MADRID, 9 Ago. – –
Average payout for ‘ransomware’ has risen 82 percent in the first half of the year, an increase that is linked to employing increasingly aggressive tactics to force organizations to pay larger ransoms, such as the so.called ‘quadruple extortion’ that can involve everything from encryption and data theft to the closure of the victim’s website or harassment.
The ransomware crisis continues to intensify as criminal companies increase investment in highly profitable ransomware operations, as highlighted by Palo Alto Networks’ security consulting group Unit 42.
Company data shows an increase of the “quadruple extortion”, a trend identified by Unit 42 consultants while monitoring dozens of ‘ransomware’ cases in the first half of 2021, as explained in a statement sent to Europa Press.
This trend means that ransomware operators often use up to four techniques to pressure victims for them to pay. The best known is encryption, for which they pay to regain access to encrypted data and compromised computer systems, which stop working because key files are encrypted.
But they also effect data theft, causing cybercriminals to disclose confidential information if a ransom is not paid, or launch denial of service attacks (DDoS) that shut down the victim’s public websites.
To this is added harassment; Cybercriminals contact customers, business partners, employees, and the media to inform them that the organization has been hacked.

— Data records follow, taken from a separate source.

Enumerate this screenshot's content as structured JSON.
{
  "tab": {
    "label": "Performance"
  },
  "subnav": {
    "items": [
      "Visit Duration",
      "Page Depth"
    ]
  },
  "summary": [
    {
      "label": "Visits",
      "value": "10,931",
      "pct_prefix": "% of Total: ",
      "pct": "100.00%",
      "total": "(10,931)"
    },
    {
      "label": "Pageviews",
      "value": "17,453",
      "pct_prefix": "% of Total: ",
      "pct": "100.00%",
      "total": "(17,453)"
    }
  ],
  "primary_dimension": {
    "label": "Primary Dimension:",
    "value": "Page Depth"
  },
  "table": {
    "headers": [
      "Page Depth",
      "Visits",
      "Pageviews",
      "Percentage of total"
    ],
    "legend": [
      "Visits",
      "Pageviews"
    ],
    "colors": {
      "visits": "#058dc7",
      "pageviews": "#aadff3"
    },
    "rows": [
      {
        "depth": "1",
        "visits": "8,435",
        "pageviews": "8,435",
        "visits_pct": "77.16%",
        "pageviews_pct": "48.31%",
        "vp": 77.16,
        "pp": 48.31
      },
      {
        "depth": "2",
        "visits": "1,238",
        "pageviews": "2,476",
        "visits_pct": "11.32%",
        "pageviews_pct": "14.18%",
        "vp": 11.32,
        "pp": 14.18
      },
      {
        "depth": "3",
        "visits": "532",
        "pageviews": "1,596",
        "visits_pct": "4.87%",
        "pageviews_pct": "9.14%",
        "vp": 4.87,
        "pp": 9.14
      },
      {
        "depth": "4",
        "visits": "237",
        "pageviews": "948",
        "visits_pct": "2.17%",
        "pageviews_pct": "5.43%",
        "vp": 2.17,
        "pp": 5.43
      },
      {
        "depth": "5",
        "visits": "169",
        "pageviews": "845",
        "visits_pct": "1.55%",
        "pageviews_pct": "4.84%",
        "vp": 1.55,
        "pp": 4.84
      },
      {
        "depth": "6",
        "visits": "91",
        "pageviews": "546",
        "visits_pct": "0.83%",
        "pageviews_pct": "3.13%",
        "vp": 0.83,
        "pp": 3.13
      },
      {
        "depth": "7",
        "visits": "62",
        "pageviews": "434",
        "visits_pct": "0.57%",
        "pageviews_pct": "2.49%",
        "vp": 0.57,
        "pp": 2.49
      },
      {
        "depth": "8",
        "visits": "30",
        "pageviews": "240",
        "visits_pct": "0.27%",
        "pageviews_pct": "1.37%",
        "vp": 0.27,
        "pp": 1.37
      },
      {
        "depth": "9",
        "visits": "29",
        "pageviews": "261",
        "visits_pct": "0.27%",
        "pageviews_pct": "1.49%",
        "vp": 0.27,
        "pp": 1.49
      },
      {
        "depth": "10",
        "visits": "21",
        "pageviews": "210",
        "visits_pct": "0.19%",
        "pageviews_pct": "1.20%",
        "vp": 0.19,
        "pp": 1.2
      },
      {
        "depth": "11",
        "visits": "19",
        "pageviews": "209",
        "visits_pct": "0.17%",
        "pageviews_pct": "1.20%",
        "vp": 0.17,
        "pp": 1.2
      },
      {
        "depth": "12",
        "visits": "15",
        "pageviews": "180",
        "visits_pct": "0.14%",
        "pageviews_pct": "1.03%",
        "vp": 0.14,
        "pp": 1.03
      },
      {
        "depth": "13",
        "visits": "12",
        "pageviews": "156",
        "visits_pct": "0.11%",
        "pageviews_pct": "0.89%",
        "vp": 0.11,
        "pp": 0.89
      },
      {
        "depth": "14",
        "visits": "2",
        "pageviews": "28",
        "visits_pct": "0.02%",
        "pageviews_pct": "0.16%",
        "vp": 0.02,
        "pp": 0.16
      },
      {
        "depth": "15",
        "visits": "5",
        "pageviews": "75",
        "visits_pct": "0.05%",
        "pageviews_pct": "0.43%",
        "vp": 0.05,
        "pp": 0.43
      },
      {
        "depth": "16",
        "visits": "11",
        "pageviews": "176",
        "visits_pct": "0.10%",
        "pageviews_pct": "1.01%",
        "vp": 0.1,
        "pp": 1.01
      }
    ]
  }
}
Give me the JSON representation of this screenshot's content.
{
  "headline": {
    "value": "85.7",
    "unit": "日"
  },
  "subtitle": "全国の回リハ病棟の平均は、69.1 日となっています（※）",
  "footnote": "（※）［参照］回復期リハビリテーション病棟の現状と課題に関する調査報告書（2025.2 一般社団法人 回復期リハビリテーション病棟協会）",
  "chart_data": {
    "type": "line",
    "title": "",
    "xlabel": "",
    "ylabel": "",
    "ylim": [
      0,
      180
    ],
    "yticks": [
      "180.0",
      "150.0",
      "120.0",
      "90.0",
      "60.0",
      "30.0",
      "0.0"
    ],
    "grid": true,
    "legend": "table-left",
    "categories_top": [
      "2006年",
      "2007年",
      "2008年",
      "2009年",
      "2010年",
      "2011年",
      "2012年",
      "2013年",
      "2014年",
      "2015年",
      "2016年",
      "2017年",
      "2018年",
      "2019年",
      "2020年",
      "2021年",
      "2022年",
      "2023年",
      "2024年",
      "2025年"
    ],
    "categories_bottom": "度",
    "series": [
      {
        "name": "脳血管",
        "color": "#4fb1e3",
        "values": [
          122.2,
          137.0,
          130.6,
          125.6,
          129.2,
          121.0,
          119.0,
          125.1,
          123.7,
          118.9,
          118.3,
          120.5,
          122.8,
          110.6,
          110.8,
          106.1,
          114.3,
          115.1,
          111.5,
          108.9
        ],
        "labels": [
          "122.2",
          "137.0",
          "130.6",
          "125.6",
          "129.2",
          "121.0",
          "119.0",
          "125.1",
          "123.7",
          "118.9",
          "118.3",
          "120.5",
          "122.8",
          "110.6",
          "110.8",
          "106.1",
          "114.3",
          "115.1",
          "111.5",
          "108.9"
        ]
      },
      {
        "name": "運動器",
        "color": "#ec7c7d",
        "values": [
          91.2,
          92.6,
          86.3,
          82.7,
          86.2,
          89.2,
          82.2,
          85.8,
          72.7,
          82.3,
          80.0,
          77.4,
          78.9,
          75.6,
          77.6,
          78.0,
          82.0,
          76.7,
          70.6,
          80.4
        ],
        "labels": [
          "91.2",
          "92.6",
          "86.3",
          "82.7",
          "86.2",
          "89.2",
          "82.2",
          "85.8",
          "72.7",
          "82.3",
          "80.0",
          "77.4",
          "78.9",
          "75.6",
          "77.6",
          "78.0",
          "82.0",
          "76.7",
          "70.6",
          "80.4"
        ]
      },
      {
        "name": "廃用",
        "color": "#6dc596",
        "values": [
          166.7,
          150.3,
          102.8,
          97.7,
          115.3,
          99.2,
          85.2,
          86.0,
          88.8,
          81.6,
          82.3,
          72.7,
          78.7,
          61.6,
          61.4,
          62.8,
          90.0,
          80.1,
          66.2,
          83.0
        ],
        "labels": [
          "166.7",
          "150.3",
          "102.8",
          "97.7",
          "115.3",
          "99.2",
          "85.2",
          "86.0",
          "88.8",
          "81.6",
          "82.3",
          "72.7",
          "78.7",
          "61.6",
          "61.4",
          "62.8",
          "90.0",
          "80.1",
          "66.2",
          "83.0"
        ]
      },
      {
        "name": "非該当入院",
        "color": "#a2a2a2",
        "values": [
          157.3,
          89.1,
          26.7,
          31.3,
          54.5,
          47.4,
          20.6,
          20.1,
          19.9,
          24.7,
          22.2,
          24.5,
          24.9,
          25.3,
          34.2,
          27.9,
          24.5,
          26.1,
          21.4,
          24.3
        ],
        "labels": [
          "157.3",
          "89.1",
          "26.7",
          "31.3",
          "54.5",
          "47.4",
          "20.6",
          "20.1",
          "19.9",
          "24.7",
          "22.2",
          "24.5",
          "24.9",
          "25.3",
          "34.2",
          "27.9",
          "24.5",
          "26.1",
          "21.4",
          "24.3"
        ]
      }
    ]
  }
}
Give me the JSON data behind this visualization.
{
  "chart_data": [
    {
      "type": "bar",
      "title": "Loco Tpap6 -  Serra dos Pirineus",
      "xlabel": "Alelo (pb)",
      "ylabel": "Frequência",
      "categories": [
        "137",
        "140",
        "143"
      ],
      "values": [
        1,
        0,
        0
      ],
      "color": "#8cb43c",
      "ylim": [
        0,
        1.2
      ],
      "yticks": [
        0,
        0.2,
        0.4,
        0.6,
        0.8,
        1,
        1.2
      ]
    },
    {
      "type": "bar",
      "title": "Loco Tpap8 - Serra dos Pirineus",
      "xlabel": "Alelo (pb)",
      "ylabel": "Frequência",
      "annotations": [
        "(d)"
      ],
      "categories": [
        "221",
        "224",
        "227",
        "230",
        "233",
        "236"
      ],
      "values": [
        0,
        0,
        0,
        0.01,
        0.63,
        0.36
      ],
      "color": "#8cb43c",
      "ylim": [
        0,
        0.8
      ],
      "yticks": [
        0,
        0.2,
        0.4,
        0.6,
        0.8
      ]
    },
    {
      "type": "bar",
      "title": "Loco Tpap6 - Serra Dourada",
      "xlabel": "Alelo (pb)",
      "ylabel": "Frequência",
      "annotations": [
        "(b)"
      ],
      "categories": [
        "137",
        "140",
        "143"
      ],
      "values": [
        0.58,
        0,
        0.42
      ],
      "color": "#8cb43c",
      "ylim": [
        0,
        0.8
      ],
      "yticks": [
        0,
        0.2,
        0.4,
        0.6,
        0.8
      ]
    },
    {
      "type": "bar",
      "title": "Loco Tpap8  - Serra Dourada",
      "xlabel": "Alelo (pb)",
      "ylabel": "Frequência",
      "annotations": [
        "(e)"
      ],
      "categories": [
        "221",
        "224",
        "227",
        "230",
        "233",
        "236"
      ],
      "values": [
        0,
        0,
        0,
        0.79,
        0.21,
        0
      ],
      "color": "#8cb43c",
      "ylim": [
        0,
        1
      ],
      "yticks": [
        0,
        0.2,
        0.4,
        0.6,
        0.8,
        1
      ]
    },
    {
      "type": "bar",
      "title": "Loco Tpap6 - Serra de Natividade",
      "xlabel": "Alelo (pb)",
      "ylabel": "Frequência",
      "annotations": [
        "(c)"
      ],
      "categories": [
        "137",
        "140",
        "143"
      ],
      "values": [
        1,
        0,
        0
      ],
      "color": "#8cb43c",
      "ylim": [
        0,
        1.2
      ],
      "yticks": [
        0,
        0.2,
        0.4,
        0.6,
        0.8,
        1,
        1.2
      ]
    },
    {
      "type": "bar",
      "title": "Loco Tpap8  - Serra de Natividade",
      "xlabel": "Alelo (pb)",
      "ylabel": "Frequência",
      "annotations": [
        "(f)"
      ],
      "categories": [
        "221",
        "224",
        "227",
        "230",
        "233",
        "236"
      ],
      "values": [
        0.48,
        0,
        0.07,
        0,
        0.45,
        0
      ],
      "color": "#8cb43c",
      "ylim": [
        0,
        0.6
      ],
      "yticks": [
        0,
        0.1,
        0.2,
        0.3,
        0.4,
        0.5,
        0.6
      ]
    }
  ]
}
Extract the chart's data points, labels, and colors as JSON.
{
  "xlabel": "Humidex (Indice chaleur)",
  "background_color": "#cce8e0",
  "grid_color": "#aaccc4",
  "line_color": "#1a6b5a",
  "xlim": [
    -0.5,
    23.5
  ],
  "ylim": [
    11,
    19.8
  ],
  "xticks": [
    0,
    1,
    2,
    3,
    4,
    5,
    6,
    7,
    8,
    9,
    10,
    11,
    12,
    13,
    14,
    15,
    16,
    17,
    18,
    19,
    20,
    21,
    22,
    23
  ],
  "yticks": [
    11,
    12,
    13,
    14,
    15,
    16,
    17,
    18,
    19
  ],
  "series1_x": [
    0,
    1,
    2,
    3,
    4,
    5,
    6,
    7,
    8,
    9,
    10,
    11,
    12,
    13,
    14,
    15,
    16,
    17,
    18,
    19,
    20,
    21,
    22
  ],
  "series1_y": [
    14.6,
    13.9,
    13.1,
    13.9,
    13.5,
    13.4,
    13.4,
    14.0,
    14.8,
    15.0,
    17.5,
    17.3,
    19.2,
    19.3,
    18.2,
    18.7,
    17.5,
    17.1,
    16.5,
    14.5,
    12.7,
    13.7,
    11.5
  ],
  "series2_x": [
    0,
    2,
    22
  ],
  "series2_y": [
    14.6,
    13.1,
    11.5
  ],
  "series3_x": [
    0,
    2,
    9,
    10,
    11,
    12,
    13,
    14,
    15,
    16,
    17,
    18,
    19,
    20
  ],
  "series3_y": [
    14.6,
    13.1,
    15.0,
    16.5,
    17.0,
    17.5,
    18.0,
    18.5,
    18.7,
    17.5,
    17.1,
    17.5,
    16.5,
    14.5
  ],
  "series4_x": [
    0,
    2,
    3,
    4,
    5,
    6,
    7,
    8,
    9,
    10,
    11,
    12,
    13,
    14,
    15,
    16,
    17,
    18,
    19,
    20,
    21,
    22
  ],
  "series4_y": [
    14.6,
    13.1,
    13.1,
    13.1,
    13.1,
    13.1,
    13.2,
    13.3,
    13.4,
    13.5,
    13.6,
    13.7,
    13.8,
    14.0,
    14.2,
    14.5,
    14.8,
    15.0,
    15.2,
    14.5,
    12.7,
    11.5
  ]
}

From the cybersecurity company they point out that it is “rare” for an organization to be a victim of the four techniques. However, its analysts have seen how ransomware gangs use different approaches when victims don’t want to pay. That’s double what appeared in Unit 42’s Ransomware Threat Report in 2021, which covered 2020 trends and pointed to double encryption as an emerging trend.
As they adopt these new approaches to extortion, the ‘ransomware’ gangs become more greedy. Average demand for a bailout increased 518 percent in the first half of 2021, reaching 5.3 million dollars (4.5 million euros), compared to the 2020 average that was 847,000 dollars (about 720,000 euros).
The highest single victim ransom demand ever counted by Unit 42 consultants reached $ 50 million (nearly € 43 million) in the first half of 2021, topping the $ 30 million figure (about $ 26 million). euros) reached last year.
Additionally, REvil recently tested a new approach to offer a universal decryption key to all organizations affected by the Kaseya attack, for a price of 70 million dollars (60 million euros), although it quickly reduced it to 50 million. Kaseya eventually obtained a universal decryption key, but it is unclear what amount was paid, if any.
The company indicates that the average payment for ‘ransomware’ has increased 82 percent in the first half of the year, reaching a record $ 570,000 (about 485,000 euros). The increase comes after last year’s average payment rose 171 percent, topping $ 312,000 (just over € 265,000).
The largest confirmed payment so far this year has been $ 11 million (9.35 million euros), according to the data revealed by JBS SA after a massive attack in June. Last year, the largest payment observed by the cybersecurity company was 10 million (about 8.5 million euros).